Muhteşemsiniz. Beğeni gelmiş hepimiz çok mutlu olduk. Bu bölüm eminim hepinizin dövmek istediği Jülide'den. Keyifle okumanızı ve bir beğeni yollamanızı bekliyoruz. Sizleri seviyoruz
FLASH BACK
Tek amacım o tabloyu bulup yok etmekti. Yakmak iyi bir fikir olabilirdi. Kimse küllerinden ben olduğumu anlamazdı. Özgür'ün binasına vardığımda ablam aramıştı. Saçma sapan konuşup bir şeyi nereye koyduğumu soruyordu. Başımdan savıp telefonu yüzüne kapattım. Arka kapıdan girdim ki birisi buraya geldiğimi görmesin. Irmak'a mesaj attım. Başıma bir şey gelirse birinin haberi olsun diye. Hemen kapıdan girdim. Böyle şeylere alışıktım aslında ama içimde bir korku vardı. İçeriden Ayışığı'nın sesini duydum. Inliyor muydu o?
Tek düşündüğüm buradan defolup gitmekti. Ayışığı beni yakalarsa kızlara söylerdi. Ve kızlara mantıklı bir şey uydurabileceğimi sanmıyordum. Asansöre binersem biriyle karşılaşabilme ihtimalim vardı. Hemen merdivenlerden inmeye başladım. Apartman girişinden bir kaç adım uzaklıktaydım. Dışarıdan sesler geliyordu. Ve asansör çalıştı. Aşağı geliyordu. İşte o sıra sıçacağımı anladım.

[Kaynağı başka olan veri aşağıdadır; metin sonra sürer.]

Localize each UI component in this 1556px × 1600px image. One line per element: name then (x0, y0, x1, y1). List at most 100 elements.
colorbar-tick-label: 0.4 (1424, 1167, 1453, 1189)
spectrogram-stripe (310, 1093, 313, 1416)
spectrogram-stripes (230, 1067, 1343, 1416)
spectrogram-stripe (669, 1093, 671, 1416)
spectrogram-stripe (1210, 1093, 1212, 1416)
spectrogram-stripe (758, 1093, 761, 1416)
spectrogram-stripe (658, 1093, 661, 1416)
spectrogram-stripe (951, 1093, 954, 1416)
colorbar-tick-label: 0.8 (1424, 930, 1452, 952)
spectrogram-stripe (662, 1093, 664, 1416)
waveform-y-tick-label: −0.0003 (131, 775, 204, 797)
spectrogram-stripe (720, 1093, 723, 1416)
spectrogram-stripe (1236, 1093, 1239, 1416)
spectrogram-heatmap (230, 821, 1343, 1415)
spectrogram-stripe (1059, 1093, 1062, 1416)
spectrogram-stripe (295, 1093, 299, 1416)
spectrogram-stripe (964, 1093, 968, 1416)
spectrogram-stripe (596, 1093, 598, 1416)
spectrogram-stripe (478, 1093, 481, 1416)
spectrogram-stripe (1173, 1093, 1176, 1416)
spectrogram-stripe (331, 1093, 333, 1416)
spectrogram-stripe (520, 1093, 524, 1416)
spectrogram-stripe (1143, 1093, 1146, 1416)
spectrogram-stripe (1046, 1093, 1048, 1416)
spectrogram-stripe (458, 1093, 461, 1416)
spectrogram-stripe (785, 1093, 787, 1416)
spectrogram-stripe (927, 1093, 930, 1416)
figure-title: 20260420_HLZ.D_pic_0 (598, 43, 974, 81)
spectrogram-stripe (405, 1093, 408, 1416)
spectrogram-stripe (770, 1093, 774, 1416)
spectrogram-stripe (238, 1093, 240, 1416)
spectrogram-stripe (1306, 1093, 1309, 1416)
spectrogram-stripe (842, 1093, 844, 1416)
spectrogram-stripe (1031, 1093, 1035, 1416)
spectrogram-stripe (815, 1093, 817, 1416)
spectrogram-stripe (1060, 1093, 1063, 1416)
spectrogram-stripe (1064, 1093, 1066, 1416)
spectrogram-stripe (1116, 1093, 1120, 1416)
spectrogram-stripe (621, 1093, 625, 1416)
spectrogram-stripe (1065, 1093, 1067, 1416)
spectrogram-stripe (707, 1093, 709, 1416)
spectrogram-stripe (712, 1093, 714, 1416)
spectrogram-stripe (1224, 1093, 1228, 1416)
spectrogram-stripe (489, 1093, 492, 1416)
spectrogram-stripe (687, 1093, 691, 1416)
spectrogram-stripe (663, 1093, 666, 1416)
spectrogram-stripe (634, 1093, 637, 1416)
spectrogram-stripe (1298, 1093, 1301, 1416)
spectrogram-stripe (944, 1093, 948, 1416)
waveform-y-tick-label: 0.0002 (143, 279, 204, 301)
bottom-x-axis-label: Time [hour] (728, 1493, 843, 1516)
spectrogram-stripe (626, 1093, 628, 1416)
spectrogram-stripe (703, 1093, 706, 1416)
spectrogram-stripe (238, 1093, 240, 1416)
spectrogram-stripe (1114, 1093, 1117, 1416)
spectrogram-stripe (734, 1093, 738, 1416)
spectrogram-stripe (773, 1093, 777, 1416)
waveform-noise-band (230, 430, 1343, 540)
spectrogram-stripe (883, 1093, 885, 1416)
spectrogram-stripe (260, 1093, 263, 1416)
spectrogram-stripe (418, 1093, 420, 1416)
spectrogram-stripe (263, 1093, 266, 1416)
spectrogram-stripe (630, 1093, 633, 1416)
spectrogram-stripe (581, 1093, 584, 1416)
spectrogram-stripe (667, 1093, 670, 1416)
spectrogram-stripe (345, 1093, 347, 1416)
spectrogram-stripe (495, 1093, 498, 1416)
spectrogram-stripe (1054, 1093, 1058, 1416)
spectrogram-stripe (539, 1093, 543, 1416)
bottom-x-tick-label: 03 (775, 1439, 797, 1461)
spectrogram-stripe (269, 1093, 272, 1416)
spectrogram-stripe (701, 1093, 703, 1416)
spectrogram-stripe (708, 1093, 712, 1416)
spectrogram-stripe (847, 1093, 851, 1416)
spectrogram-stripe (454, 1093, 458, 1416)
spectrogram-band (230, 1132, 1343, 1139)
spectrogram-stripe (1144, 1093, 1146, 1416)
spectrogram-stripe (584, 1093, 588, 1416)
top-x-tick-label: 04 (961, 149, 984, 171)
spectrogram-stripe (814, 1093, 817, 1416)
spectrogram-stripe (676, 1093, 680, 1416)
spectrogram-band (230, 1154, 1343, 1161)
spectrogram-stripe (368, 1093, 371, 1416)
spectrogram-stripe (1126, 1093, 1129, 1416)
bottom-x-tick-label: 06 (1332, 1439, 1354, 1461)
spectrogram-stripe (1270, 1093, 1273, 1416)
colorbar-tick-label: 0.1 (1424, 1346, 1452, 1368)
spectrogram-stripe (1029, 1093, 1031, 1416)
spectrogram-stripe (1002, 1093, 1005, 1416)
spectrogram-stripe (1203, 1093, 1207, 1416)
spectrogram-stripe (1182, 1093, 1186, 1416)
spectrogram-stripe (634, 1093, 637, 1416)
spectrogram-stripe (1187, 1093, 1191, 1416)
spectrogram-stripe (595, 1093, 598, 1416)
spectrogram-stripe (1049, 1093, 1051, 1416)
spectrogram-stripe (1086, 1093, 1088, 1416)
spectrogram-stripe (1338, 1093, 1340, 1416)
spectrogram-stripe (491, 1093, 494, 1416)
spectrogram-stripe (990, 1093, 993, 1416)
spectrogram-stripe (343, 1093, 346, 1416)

Asansörün yan tarafında kalan merdivenlere yöneldim hemen. Duvarın arkasında nefes bile almadan bekledim. Topuklu ayakkabı sesiydi. Bir kadındı ve büyük ihtimalle Ayışığı'ydı. Binanın kapısını açtığında kenardan baktım. Evet, bu o'ydu. Bu kesinlikle Ayışığı'ydı. Hey bir dakika! Ordaki Azra! Asena da var! Eylül? Bunlar bizimkiler! Ne işleri var ki burada?
"Ben geldim, bir şey kaçırdım mı?"
Siktir. Kaltaklar. İşte yine batırdılar. Onlar orada konuşmaya dalmışken çantamdan kağıt kalem çıkarıp kağıda not yazdım.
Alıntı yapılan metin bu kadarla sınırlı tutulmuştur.